7. En deuxième lieu, l’arrêté en cause a été pris sur le fondement du 3° de l’article L. 611-1 du code de l’entrée et du séjour des étrangers et du droit d’asile concernant le cas de l’étranger qui s’est vu refuser la délivrance d’un titre de séjour. Alors que la demande d’asile de M. B a été rejetée et qu’il a fait l’objet d’une obligation de quitter le territoire français en 2020, puis d’un nouveau refus de séjour avec éloignement en 2022, le préfet était donc fondé à prendre à son encontre une obligation de quitter le territoire français sur la base des dispositions précitées.

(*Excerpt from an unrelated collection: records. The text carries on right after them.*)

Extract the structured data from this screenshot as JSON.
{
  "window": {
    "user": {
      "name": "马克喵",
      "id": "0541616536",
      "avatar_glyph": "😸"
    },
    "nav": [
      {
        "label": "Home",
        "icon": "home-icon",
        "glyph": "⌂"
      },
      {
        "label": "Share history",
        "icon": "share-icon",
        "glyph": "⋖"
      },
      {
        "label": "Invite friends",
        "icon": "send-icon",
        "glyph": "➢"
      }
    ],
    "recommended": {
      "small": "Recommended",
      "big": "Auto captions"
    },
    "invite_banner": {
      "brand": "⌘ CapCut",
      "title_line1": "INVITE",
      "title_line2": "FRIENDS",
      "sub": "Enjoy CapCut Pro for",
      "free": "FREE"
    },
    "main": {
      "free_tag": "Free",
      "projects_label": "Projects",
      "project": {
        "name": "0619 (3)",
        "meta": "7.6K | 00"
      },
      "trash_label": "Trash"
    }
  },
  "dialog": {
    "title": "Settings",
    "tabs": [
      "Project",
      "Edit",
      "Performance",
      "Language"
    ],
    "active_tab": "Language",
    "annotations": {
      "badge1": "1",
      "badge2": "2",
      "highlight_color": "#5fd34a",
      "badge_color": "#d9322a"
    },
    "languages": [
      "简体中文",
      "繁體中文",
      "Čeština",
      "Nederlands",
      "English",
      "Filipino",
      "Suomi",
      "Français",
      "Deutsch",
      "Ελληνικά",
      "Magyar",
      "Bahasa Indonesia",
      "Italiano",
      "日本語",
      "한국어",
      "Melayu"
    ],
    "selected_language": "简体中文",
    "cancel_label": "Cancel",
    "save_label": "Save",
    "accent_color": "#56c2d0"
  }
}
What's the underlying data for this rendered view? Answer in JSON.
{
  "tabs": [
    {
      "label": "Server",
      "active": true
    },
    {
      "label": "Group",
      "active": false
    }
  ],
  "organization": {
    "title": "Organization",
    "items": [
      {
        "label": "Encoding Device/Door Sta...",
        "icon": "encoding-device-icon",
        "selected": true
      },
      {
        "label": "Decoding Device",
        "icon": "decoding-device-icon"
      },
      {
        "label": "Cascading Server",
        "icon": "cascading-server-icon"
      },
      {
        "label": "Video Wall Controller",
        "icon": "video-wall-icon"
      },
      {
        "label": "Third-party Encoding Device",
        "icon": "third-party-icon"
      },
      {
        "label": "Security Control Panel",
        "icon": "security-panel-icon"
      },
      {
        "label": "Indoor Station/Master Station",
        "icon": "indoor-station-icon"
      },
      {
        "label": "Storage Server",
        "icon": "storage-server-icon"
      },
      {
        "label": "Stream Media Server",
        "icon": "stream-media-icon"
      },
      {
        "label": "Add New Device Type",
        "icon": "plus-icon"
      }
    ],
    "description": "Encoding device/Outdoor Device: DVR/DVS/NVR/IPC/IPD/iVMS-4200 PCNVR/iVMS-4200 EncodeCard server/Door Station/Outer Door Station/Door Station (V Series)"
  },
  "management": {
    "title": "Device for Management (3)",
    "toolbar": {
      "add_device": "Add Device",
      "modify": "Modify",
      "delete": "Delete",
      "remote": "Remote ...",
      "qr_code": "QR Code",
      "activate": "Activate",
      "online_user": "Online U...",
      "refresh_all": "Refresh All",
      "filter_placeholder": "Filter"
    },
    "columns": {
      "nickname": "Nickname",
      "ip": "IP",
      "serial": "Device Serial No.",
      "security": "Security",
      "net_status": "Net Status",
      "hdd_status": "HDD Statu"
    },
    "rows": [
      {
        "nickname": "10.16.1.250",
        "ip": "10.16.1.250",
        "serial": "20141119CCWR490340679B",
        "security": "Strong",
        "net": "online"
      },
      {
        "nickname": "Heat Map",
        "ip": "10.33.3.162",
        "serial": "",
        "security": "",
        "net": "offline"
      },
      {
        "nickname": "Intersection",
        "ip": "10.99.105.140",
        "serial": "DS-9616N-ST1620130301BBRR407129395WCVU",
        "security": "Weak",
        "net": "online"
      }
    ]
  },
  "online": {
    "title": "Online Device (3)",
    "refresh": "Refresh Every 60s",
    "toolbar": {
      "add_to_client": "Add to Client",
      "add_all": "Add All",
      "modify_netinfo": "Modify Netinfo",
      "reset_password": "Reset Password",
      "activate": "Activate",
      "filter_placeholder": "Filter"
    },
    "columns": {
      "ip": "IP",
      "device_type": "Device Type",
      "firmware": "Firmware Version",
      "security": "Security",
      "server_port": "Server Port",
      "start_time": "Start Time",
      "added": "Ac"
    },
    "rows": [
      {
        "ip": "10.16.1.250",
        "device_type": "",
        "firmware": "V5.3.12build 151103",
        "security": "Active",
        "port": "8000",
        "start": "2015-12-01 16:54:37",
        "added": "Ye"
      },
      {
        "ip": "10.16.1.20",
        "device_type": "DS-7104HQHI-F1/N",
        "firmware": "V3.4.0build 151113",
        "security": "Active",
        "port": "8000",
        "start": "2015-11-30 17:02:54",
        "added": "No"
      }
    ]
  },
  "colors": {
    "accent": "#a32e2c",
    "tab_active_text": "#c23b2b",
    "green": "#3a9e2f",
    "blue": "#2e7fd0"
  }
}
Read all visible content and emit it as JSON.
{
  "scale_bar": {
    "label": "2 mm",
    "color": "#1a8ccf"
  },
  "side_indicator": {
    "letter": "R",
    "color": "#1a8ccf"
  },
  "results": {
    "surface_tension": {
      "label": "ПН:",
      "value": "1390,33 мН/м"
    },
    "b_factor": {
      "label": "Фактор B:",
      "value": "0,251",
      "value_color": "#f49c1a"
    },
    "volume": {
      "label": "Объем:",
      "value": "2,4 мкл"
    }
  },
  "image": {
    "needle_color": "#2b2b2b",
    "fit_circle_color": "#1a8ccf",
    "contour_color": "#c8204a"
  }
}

8. Aux termes de l’article L. 613-1 du code de l’entrée et du séjour des étrangers et du droit d’asile : « La décision portant obligation de quitter le territoire français est motivée. Elle est édictée après vérification du droit au séjour, en tenant notamment compte de la durée de présence de l’étranger sur le territoire français, de la nature et de l’ancienneté de ses liens avecla France et des considérations humanitaires pouvant justifier un tel droit. () ».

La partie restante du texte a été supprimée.